Propriétaire de son camion, cette manifestation bloque toute entrée d’argent pour Simon Vallée pour qui le jeu en vaut la chandelle, comme il l’explique : "Mon camion ne travaille pas, j’ai des dettes, mais je m’en fous."
Les klaxons des poids-lourds réduits au silence
Depuis lundi soir, afin que la ville retrouve une certaine paisibilité sonore, les klaxons ont été interdits après une décision de justice. "On bloque encore les rues mais on est n’est pas bruyant comme on l’était auparavant", ajoute Simon Vallée. Et pour cause, certains de ces routiers ont décidé de faire entendre leur voix autrement : faire vrombir les moteurs de leurs poids lourd, rendant l’air irrespirable.

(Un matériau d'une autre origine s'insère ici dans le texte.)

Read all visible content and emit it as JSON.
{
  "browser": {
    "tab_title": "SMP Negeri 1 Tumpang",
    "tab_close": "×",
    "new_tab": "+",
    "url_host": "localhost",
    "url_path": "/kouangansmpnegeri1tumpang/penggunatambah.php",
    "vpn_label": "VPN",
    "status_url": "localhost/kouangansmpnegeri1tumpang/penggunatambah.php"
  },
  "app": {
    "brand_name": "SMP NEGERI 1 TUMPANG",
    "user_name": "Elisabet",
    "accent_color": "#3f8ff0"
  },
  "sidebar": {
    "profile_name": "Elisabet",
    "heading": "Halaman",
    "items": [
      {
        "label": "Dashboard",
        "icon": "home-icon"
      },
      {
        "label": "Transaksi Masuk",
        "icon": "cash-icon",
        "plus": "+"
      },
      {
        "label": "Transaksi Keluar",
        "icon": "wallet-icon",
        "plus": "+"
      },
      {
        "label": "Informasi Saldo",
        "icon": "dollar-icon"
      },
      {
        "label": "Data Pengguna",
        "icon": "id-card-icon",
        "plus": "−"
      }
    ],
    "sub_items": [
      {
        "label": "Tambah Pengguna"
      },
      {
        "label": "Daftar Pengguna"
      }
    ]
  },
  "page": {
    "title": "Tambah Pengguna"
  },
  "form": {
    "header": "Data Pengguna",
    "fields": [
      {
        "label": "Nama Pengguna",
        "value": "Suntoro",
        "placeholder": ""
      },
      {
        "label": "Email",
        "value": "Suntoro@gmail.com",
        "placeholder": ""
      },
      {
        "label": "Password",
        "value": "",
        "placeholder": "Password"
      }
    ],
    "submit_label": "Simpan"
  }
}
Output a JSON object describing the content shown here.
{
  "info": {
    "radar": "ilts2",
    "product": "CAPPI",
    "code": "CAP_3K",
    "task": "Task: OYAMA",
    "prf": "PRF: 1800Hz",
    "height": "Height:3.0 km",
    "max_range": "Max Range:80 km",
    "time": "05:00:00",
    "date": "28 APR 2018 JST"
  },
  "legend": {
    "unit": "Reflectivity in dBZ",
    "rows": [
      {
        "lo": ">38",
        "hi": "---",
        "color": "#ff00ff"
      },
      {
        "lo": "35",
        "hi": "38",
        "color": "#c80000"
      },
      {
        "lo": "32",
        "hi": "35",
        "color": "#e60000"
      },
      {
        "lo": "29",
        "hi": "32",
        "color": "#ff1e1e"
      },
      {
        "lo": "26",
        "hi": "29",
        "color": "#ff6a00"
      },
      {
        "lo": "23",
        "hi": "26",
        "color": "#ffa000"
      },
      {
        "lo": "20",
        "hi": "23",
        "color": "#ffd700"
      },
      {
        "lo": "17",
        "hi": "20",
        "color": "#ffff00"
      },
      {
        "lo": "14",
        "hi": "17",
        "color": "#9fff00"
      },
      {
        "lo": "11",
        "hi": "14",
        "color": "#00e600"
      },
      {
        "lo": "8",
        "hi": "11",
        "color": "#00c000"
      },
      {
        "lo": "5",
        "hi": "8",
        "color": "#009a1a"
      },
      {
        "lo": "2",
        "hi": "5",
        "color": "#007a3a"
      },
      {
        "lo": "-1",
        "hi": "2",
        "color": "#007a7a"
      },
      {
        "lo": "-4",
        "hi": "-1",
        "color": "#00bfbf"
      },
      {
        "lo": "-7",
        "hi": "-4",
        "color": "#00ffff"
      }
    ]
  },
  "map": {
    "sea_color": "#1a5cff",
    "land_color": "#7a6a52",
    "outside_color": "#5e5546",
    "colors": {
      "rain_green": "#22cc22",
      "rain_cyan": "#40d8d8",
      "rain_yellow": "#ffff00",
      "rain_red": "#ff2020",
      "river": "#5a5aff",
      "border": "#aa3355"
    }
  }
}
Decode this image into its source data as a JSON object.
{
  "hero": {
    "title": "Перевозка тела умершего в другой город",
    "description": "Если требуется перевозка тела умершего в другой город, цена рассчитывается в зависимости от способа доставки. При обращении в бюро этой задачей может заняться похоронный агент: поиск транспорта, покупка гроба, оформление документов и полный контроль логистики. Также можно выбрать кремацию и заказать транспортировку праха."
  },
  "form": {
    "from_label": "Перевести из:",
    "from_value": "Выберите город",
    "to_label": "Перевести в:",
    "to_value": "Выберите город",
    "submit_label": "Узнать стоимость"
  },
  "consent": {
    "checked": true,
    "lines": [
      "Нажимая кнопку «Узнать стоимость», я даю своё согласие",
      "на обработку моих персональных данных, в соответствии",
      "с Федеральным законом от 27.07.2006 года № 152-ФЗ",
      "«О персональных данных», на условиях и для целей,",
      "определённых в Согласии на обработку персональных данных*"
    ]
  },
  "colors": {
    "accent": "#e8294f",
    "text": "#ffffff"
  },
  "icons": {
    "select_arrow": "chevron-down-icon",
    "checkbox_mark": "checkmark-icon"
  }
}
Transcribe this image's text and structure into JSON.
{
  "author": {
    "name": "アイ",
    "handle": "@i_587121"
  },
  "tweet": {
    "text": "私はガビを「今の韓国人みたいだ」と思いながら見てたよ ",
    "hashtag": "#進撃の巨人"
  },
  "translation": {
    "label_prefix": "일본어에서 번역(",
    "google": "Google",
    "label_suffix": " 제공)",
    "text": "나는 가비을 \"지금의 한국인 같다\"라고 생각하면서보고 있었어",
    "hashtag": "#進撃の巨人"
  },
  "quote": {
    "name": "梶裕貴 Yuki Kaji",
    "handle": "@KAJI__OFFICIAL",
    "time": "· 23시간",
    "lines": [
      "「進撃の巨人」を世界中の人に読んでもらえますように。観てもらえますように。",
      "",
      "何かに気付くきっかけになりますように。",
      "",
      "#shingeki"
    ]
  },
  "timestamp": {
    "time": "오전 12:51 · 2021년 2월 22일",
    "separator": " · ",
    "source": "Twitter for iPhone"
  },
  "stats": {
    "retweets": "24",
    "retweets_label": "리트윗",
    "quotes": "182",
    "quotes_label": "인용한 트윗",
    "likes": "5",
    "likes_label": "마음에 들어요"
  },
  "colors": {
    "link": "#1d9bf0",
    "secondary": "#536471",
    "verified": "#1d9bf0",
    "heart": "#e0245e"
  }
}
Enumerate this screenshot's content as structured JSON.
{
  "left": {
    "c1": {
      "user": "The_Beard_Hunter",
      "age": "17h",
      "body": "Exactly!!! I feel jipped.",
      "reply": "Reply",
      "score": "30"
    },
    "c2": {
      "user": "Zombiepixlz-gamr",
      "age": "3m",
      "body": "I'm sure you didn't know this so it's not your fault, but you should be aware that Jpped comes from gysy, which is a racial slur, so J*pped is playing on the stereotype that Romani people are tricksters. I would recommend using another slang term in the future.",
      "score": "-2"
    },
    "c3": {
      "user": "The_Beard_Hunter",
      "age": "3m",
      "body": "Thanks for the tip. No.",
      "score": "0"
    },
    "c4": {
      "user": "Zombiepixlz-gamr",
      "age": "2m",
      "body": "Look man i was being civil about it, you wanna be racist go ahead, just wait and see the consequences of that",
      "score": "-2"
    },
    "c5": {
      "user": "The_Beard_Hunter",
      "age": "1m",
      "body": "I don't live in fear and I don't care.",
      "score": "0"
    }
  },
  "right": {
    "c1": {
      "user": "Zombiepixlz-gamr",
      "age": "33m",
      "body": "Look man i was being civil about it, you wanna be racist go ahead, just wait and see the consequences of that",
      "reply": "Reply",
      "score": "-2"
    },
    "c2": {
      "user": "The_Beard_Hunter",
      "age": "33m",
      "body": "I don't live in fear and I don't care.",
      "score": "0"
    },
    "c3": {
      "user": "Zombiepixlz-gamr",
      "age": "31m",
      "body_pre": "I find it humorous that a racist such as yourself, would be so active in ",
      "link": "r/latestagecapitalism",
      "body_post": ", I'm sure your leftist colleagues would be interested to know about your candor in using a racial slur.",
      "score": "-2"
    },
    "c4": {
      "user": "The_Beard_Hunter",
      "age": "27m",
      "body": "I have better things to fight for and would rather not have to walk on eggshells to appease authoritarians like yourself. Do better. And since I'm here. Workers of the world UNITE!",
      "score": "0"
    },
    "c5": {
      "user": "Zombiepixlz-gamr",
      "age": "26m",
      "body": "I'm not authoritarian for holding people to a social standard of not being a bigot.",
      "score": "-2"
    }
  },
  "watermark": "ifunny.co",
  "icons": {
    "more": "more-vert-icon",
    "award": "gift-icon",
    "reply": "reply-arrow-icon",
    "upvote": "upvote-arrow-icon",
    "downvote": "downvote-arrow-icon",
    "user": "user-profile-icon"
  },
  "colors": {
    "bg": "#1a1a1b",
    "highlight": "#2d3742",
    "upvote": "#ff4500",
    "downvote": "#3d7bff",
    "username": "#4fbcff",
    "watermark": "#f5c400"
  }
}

Devant le camion de Simon Vallée, une boite aux lettres est posée, dans laquelle peuvent être posées des lettres de soutien. Un soutien qui ne manque pas : près d’un tiers des Canadiens soutiennent le mouvement et 44% des personnes vaccinées comprennent "la cause et les frustrations véhiculées par les protestataires".
La boîte aux lettres posée devant le camion de Simon Vallée.
Crédits : Simon Vallée.
Des encouragements que confirme Simon Vallée sur place : il raconte même rencontrer parfois de petits garçons qui lui confient vouloir être camionneurs pour "devenir un héros". Ce leader est ému lorsqu’il aborde la question des soutiens : "J’ai vu l’amour, la joie et l’espoir des gens de vivre un avenir sans Covid… Ce sont des émotions qui ne s’expliquent pas". Et ces encouragements, le routier en aura besoin, il affirme que tant que toutes les restrictions sanitaires, du port du masque au pass vaccinal, ne seront pas abrogées, il ne lèvera pas le camp.
Justin Trudeau : le bon pari ?
De son côté, Justin Trudeau, le Premier ministre Canadien, ne semble pas prêt à changer de position. Resté silencieux pendant plusieurs jours, il a dénoncé lundi le mouvement et estimé qu’il fallait que "cela cesse" avant d’ajouter ce mardi : "Nous sommes tous fatigués des restrictions, de devoir faire des sacrifices quasiment tous les jours, mais notre responsabilité en tant que gouvernement c’est d’assurer la santé et la sécurité de tout le monde" à la Chambre des communes. Le Premier ministre qui fait le pari d’un mouvement qui sera amené à s’essouffler de lui-même.
Un mouvement qui dépasse les frontières canadiennes
Le "convoi des libertés" s’est exporté à l’international : des mouvements similaires ont été signalés en Belgique, aux Pays-Bas, en Allemagne, en Angleterre, en Nouvelle-Zélande ou encore en Australie sans forcément connaître un tel retentissement. En France, des opposants aux restrictions sanitaires se sont donné rendez-vous samedi à Paris. Les premiers convois ont pris la route vers la capitale dès mercredi.